We have pointed out above that iron ore stockpiles are growing at Chinese ports. Some China watchers are of the view that the property-investment cycle is close to the peak, leaving fewer destinations for the steel that might come from all that iron ore. We ourselves have previously taken the view that China’s intent to reduce pollution and drive steel-milling efficiencies will necessarily reduce the throughput of iron ore in the near to medium term. If Chinese markets increasingly come around to our view that the risks are that China will underwhelm on its growth targets, then Chinese shares could drop substantially as they did between June and August 2015. It is interesting to note that the Shanghai Composite has more-or-less traded sideways relative to its August 2015 levels. We believe that this is in part because of systemic issues that have yet to be satisfactorily resolved – in particular, a substantial expansion in debt directed through the banking system.
Chinese credit-to-GDP continues to expand but most recently the Chinese unit has stopped losing ground to the US dollar and Chinese foreign reserves have stabilised after two and a half years of reductions. Capital flows out of China continue but at apparently lower rates that can be funded out of forex earnings. It may also help that China has trained a keen eye on some offshoring schemes that have taken off in recent times.

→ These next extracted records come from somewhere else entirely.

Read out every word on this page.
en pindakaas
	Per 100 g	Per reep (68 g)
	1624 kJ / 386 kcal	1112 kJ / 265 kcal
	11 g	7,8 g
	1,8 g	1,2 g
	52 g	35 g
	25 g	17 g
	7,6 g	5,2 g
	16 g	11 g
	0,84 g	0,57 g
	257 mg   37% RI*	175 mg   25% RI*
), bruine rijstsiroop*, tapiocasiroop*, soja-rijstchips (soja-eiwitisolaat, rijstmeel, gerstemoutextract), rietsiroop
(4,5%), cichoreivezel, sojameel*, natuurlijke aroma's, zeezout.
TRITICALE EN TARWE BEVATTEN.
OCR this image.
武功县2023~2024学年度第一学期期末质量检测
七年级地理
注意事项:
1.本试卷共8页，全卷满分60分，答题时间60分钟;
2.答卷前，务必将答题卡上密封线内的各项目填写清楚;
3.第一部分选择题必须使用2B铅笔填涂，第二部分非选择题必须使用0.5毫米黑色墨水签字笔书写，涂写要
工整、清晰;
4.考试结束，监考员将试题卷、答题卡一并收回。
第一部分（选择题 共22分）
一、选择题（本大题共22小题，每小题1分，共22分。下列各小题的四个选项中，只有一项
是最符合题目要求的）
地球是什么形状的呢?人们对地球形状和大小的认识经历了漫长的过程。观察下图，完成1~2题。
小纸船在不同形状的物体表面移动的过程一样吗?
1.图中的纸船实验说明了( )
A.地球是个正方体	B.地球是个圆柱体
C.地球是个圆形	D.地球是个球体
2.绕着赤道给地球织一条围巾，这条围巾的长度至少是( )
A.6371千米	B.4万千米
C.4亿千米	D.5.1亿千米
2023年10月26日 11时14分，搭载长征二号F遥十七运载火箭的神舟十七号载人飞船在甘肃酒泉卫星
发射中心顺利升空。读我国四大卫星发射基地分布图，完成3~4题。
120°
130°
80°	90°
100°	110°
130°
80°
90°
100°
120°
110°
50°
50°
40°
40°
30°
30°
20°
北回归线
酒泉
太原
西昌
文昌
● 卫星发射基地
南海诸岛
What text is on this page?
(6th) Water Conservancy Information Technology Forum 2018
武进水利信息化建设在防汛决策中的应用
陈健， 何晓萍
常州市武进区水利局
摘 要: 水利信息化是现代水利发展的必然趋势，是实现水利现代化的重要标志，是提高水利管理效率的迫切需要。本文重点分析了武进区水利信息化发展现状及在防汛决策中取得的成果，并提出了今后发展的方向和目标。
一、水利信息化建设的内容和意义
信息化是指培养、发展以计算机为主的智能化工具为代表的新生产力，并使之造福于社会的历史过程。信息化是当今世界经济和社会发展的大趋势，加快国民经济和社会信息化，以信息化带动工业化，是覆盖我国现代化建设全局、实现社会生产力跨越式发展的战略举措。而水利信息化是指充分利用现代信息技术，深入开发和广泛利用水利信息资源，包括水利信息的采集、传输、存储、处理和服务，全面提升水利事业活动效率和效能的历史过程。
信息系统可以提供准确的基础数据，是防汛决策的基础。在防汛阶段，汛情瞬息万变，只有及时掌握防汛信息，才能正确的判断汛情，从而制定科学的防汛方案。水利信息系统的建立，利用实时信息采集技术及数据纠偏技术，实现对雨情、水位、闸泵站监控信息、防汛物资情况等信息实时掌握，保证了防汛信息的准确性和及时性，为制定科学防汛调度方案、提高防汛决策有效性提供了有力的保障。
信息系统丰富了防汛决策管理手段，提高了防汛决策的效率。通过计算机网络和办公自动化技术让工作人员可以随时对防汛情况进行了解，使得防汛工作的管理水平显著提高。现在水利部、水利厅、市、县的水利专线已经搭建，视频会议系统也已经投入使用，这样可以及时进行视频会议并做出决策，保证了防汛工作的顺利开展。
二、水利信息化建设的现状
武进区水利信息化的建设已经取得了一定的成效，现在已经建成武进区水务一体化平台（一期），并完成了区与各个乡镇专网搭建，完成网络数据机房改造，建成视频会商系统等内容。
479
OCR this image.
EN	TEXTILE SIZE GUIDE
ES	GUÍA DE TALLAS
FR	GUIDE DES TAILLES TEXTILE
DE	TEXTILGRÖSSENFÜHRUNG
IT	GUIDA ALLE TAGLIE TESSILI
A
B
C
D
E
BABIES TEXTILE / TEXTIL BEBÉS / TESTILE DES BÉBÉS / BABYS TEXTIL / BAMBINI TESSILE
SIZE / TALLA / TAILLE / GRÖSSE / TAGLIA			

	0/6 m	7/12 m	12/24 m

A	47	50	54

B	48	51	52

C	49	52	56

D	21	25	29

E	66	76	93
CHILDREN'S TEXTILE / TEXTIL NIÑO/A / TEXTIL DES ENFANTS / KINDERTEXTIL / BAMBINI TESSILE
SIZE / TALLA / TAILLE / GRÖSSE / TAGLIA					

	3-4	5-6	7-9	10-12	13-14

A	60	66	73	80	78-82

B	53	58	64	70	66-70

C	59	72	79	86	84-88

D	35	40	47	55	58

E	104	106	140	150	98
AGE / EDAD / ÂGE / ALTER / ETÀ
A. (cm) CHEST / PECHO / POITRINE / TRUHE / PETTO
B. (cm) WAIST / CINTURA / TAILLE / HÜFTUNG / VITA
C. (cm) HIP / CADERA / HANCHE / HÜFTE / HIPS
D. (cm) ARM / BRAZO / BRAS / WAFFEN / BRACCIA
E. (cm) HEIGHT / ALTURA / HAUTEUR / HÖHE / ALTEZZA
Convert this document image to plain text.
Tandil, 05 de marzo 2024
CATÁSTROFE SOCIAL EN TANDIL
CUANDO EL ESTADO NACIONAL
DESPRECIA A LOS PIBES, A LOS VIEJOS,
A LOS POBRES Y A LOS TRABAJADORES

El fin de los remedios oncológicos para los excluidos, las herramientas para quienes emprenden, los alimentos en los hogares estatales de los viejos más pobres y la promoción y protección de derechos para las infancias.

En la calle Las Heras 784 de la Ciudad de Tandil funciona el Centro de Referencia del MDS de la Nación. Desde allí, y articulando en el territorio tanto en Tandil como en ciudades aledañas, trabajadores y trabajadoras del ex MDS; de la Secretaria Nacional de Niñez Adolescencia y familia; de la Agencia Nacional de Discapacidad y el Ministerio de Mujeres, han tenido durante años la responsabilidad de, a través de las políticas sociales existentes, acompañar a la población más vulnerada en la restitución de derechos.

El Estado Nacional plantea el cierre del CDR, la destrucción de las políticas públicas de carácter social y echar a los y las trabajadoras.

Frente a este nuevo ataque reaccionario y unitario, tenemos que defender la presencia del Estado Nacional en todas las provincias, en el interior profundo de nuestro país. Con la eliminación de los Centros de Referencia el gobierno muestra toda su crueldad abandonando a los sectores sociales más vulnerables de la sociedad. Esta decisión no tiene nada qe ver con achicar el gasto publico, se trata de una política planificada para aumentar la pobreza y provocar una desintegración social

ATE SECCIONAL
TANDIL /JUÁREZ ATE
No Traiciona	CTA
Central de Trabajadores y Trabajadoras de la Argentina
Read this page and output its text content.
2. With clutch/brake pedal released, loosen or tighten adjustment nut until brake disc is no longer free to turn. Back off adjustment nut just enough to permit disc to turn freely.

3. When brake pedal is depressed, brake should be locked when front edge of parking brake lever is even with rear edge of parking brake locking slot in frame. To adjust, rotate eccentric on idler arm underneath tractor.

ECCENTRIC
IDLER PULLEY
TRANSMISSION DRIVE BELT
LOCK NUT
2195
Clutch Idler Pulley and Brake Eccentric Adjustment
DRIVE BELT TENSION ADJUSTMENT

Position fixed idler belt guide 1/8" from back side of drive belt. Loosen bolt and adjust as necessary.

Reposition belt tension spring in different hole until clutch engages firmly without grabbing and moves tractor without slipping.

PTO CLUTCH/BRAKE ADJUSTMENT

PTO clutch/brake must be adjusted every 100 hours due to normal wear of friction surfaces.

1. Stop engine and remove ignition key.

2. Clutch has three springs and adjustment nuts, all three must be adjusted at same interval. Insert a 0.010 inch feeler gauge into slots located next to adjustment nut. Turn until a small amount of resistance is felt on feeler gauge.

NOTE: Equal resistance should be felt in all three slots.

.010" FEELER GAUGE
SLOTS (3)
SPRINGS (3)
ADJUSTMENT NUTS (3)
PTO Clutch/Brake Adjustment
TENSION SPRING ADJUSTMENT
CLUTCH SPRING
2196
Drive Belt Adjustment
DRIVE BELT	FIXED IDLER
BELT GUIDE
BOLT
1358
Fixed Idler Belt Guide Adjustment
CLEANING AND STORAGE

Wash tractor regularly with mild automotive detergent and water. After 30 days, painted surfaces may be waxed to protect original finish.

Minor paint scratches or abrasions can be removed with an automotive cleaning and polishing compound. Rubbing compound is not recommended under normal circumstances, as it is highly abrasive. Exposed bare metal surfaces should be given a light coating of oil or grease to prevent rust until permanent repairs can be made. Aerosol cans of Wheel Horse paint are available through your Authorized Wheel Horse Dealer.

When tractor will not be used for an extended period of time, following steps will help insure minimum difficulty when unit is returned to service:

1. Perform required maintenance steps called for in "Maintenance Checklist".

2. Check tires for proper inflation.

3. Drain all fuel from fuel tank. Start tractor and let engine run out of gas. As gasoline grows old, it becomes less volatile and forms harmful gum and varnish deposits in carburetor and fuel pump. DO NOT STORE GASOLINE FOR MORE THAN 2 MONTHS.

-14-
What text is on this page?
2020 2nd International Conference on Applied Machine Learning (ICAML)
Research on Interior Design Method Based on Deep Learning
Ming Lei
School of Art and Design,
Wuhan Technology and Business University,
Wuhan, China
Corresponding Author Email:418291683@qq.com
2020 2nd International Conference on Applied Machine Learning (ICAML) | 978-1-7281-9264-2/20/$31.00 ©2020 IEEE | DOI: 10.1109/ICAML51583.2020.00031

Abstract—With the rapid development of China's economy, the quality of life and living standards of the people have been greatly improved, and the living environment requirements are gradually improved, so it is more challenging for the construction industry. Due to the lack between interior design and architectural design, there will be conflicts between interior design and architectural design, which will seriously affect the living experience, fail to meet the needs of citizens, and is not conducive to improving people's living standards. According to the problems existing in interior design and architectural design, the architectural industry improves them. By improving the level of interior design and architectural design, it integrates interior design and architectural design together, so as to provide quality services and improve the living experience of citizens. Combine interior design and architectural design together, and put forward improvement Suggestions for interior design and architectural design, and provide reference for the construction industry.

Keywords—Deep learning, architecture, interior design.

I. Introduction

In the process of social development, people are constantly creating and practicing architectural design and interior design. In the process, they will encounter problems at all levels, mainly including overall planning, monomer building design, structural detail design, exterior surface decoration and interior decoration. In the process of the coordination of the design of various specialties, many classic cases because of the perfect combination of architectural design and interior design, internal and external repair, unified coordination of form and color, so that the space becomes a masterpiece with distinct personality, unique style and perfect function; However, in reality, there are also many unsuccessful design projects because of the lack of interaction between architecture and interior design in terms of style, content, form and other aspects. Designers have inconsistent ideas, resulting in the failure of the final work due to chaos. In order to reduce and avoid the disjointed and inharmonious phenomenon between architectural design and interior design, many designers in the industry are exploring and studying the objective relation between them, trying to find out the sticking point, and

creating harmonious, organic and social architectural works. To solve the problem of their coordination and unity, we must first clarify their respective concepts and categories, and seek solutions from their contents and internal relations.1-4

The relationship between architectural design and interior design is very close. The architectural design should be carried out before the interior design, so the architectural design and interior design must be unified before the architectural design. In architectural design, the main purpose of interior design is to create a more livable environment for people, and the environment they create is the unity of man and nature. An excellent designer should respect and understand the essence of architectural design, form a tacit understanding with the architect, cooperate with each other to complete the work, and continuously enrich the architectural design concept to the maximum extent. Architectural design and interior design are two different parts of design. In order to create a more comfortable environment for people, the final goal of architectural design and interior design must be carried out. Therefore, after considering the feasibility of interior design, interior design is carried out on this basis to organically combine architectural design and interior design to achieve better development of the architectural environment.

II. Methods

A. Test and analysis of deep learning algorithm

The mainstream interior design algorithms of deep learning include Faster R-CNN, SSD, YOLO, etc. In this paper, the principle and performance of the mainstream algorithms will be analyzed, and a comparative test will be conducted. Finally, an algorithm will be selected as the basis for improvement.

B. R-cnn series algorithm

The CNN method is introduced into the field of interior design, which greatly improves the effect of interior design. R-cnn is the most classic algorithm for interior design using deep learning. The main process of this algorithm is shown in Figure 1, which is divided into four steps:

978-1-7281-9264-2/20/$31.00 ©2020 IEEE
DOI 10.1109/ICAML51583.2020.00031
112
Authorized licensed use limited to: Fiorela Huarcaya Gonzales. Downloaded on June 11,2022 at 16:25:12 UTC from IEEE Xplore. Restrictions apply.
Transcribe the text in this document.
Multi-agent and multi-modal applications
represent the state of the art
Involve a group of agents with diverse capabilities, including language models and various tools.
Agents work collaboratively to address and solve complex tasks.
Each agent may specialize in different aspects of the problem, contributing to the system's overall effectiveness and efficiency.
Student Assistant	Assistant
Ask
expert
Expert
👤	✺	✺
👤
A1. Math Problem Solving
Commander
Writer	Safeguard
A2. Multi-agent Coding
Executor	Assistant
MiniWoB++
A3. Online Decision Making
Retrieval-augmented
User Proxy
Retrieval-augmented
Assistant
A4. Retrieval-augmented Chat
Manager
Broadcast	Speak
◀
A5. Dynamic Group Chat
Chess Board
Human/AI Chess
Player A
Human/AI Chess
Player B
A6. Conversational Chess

Tiny Pacific islands such as Saipan, and larger islands like the Philippines and Australia have become popular with big spending gamblers who effectively recycle Chinese money into other currencies.
From a macroeconomic perspective, we thus find ourselves comfortable with the opportunities for South Africa for as-long-as the politics remain out of the way or are resolved in a manner that maintains fiscal discipline as a central tenet. Overseas we consider the pressure to be on US lawmakers to protect growth, and we see Europe ticking along neatly with some gentle tapering in prospect. The US Fed has done its part, delivering a rate hike that was fully expected by the markets and then adding a dovish statement that ignited risk assets. We are cognisant of Chinese risks but do not yet see Chinese markets collapsing and bringing global risk assets lower with them. At the beginning of the year we pointed out that we think it would be wise to closely watch the unfolding of ANC politics in this key year for internal party politics. The stakes are high with whichever grouping that wins potentially setting the policy agenda for the next decade.